Carte postale du Québec : le speak white

Michèle Lalonde à la nuit de la poésie, le 27 mars 1970. Une voix française pour le Québec

C’est la première chose que l’on remarque en arrivant au Québec : l’accent québécois. Même si l’on s’y attendait et qu’il avait été constamment répété qu’il était franchement laid, voire tout simplement incompréhensible, on est tout de même frappé par sa sonorité en arrivant. En fait, plus qu’un accent -mais moins qu’un patois-, le québécois est sans aucun doute quelque chose de différent du français métropolitain. Plus qu’un accent et une prononciation qui nous paraissent vieillis, plus encore que les expressions qui font tout son charme, la langue québécoise a des tournures de phrases qui surprennent les Français, certaines clairement issues du vieux français, d’autres adaptées de l’anglais (le « j’étais comme », qui traduit directement le « I was like »).

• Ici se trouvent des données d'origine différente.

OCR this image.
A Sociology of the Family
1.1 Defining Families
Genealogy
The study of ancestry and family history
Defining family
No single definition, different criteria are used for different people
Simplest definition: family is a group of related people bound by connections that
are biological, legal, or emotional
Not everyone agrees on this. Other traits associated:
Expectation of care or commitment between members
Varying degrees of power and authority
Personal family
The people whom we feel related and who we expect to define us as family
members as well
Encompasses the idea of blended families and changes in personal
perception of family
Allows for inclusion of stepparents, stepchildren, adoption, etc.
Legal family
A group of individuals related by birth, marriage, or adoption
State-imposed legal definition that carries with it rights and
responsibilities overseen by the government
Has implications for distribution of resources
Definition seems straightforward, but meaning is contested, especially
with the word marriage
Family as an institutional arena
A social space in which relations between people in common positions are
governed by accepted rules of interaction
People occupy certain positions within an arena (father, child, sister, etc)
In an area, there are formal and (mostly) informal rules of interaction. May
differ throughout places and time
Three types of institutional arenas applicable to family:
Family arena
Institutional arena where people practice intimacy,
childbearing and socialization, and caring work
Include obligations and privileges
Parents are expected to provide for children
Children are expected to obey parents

Fraîchement débarqué à Montréal, le premier réflexe du Français est de rire et se moquer. La rupture franche avec notre accent et surtout le côté un peu campagnard de l’accent québécois fait incontrôlablement sourire, ou agace carrément lorsqu’il gêne la compréhension, pour notre oreille habituée au parler continental. On s’attache à rire de toutes leurs petites expressions (« une blonde », « un char », etc.), à critiquer leurs ”fautes” de français et à souligner toutes ses incohérences. On finit par reprendre les « hosties » et autres « calices » pour vitupérer, moquant la façon de parler québécoise.

Mais, à bien y réfléchir, le Français qui reste dans sa posture moqueuse (et même arrogante, en croyant parler le « vrai » français, dans sa forme pure) ne saisit pas toute la profondeur historique de la langue québécoise : je ne parle pas ici seulement des Québécois « nés sous le lys et grandis sous la rose », qui défendirent leur identité au XVIIIe siècle contre la tentative d’homogénéisation et de destruction culturelle anglophone. Ce que les Français oublient souvent, c’est que ce combat, mené avec acharnement, n’est pas seulement un fait passé et lointain : ainsi, jusque dans les années 1960, parler français était mal vu, et ce même au Québéc. Les Québécois non-anglophones étaient souvent relégués à des postes subalternes, marginalisés jusque dans les institutions représentatives nationales. Écartés politiquement, les Québécois subissaient aussi la violence symbolique des Canadiens anglophones qui dénigraient cet attachement au français, considéré comme un archaïsme. Toute cette violence se résume dans l’insulte « Speak white », adressée aux Québécois qui parlaient français : reprenant, de façon très intéressante, l’adresse du colon blanc au colonisé noir, les Québécois étaient sommés de parler anglais dans leur vie quotidienne, contraints de parler « white », de parler anglais. Il a fallu un vrai combat, la « Révolution tranquille » pour permettre aux Québécois, véritables Nègres Blancs d’Amérique, de s’émanciper de la tutelle anglophone et de développer leur identité propre, à la fois au sein et à l’écart de la fédération canadienne.

Passé cette découverte, on ne regarde plus de la même manière la défense acharnée de la francophonie et les expressions comme « magasiner » (pour « shopping » ) ou « festin joyeux » (pour un happy meal au McDonald) ne font plus seulement sourire comme avant, mais sont saisies dans leur dimension militante, d’une identité francophone qui dut se battre pour exister face à un pouvoir anglophone franchement hostile. Les symboles de tous les jours, des « arrêts » pour les stop à la traduction systématique en français des publicités et autres consignes, prennent tout leur sens. Et l’on arrête de se moquer, comprenant que notre moquerie est une autre façon de dire « speak white » aux Québécois, une violence symbolique, certes inconsciente, mais tout aussi réelle que l’ancienne ; que notre injonction involontaire, par la moquerie, à parler le « vrai » français, est une vraie blessure pour les Québécois, qui considèrent, à juste titre d’ailleurs, que notre français n’est pas plus juste que le leur. Alors que nous devrions considérer tout l’intérêt de ce combat, admirer la défense de ce qui demeure notre langue et saisir la richesse de la francophonie, le Français, n’y voit généralement, au mieux, qu’une lutte qui ne le regarde pas, au pire, qu’une absurdité sans nom.

Enfin, allez regarder « Speak white », poème écrit et lu par Michèle Lalonde dans les années 1960, dans ces années militantes où le Québec acquit son droit à parler français. Poème d’une profonde beauté, il met en valeur ce combat et fournit une analogie intéressante de la situation des Québécois avec d’autres colonisés.